I’m sure Justin had no idea his mother was going to come up here and he
certainly
didn’t know she’d been giving Rae money, so I hoped he didn’t find out about either. Her visit did stiffen my resolve to continue ignoring his many texts and emails and to let the answering machine pick up any phone calls first. Perhaps even my occasional terse, discouraging replies have given him hope.

When I told Ivo what Rae had been doing, he said she was quite a piece of work, but I’m not sure he realised that Marcia was not that much better!

As far as I knew he’d let no visitors into the cottage except for Raffy, and Marcia must have been getting quite frustrated, for one morning she sneakily came up the back lane and caught him in his garden. I was up in my workroom, looking out from time to time, so I spotted her – and he should have been writing anyway, so it served him right, really …

From the body language I thought he didn’t really want to invite her in, but had no alternative, but she still hadn’t emerged when I went down to make Bella some lunch.

Later he told me she’d pressingly invited him over to her flat in Middlemoss. ‘She means well, but she doesn’t understand that I’m here to get away from the acting world for a while and I don’t want to hear all the gossip. And, of course, being Kate’s best friend, seeing her brings everything back again …’

‘Yes, but she’s never been one to take a hint,’ I said.

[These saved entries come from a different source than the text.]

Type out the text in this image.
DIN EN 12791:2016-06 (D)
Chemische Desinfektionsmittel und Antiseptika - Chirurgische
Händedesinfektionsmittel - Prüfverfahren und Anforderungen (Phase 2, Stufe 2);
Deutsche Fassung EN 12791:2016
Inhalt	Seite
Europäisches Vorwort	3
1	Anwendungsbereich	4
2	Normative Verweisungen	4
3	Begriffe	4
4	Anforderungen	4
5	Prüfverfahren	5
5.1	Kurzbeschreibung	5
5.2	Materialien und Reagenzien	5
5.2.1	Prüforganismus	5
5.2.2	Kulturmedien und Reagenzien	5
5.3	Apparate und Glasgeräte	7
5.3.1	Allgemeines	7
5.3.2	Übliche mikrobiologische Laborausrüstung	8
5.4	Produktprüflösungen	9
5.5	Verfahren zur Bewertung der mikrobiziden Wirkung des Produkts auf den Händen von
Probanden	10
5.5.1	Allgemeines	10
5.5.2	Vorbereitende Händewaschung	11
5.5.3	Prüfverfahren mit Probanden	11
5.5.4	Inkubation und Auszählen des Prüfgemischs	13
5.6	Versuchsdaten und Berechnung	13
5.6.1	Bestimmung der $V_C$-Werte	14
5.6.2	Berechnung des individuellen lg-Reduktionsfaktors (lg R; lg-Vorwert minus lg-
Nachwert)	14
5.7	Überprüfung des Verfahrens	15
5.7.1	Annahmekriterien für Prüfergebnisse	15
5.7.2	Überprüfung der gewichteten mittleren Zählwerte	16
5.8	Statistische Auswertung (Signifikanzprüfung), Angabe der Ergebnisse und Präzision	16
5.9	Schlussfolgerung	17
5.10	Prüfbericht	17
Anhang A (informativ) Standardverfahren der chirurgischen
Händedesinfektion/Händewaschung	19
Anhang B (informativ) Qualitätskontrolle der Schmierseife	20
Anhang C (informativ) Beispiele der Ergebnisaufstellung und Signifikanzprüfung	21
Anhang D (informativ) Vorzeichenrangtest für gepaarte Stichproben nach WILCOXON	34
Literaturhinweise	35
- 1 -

‘No, she certainly isn’t,’ he agreed. ‘She wanted to take me out to lunch because she thought I needed feeding up, so I told her she didn’t need to because you were a brilliant cook and already doing your best. That really seemed to annoy her.’

‘I expect it would.’

‘But she said she was sorry about you and Justin breaking up because you were really the perfect couple,’ he said, looking at me keenly.

‘A perfect couple of opposites,’ I said. ‘I only hope she doesn’t try any more meddling, because she’s done enough harm.’

‘I think she means well. Her heart’s in the right place,’ he said.

He truly hadn’t got the measure of my sweet stepsister yet.

 

When I related all this to Bella later she said she was sure Marcia was still hoping I’d take Justin back, because she suspected Ivo was getting interested in me and she wanted him herself. ‘And she’s probably still keeping Justin’s fires and hopes stoked high and that’s why he’s so impossible to get rid of,’ she added.